Front Psychol. 2019;10:210

Authors: Luft CDB, Zioga I, Banissy MJ, Bhattacharya J

Experienced meditators often report spontaneous visual imagery during deep meditation in the form of lights or other types of visual images. These experiences are usually interpreted as an “encounters with light” and gain mystical meaning. Contrary to the well-studied intentional and controlled visual imagery, spontaneous imagery is poorly understood, yet it plays an important role in creativity of visual artists. The neural correlates of such experiences are indeed hard to capture in laboratory settings. In this case study we aimed to investigate the neural correlates of spontaneous visual imagery in an artist who experiences strong visual imagery during meditation. She uses these images to create visual art.

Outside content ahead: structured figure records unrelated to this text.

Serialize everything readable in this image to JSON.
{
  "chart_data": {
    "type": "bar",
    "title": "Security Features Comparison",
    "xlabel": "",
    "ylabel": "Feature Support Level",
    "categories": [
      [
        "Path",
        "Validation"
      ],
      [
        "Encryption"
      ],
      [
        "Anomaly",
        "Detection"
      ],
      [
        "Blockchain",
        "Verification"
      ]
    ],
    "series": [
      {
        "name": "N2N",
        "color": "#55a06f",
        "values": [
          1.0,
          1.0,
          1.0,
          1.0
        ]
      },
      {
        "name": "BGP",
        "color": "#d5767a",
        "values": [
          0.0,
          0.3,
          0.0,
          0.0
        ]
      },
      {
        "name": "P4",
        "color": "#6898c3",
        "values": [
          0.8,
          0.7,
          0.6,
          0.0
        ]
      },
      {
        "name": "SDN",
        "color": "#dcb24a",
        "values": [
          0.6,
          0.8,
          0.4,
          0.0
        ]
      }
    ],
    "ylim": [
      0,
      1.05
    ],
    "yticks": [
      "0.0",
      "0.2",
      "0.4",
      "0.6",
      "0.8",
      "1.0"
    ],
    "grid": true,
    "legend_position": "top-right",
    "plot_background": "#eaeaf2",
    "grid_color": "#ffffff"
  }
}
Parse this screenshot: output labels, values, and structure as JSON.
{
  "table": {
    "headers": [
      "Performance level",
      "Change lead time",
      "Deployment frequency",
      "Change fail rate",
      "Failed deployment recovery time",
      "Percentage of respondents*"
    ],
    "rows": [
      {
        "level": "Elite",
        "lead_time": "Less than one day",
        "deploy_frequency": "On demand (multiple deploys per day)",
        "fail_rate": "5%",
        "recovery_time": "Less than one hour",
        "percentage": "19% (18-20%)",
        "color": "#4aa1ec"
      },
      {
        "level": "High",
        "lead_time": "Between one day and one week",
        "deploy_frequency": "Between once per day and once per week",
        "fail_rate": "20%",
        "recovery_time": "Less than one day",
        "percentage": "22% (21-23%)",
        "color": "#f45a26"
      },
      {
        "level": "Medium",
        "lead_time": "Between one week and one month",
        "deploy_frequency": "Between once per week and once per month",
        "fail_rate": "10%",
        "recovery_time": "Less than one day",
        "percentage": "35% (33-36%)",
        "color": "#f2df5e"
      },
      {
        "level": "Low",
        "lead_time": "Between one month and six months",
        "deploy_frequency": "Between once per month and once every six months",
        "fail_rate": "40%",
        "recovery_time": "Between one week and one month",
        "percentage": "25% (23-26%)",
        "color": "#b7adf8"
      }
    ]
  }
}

We recorded her EEG during seven meditation sessions in which she experienced visual imagery episodes (visions). To examine the functional role of the neural oscillations we also conducted three separate meditation sessions under different transcranial alternating current (tACS) brain stimulation: alpha (10 Hz), gamma (40 Hz) and sham. We observed a robust increase in occipital gamma power (30-70 Hz) during the deepest stage of meditation across all sessions. This gamma increase was consistent with the experience of spontaneous visual imagery: higher during visions compared to no visions. Alpha tACS was found to affect the contents of her visual imagery, making them sharper, shorter and causing more visions to occur; the artist reported that these sharp images were too detailed to be used in her art. Interestingly, gamma and sham stimulation had no impact on the visual imagery contents. Our findings raise the hypothesis that occipital gamma might be a neural marker of spontaneous visual imagery, which emerges in certain meditation practices of experienced meditators.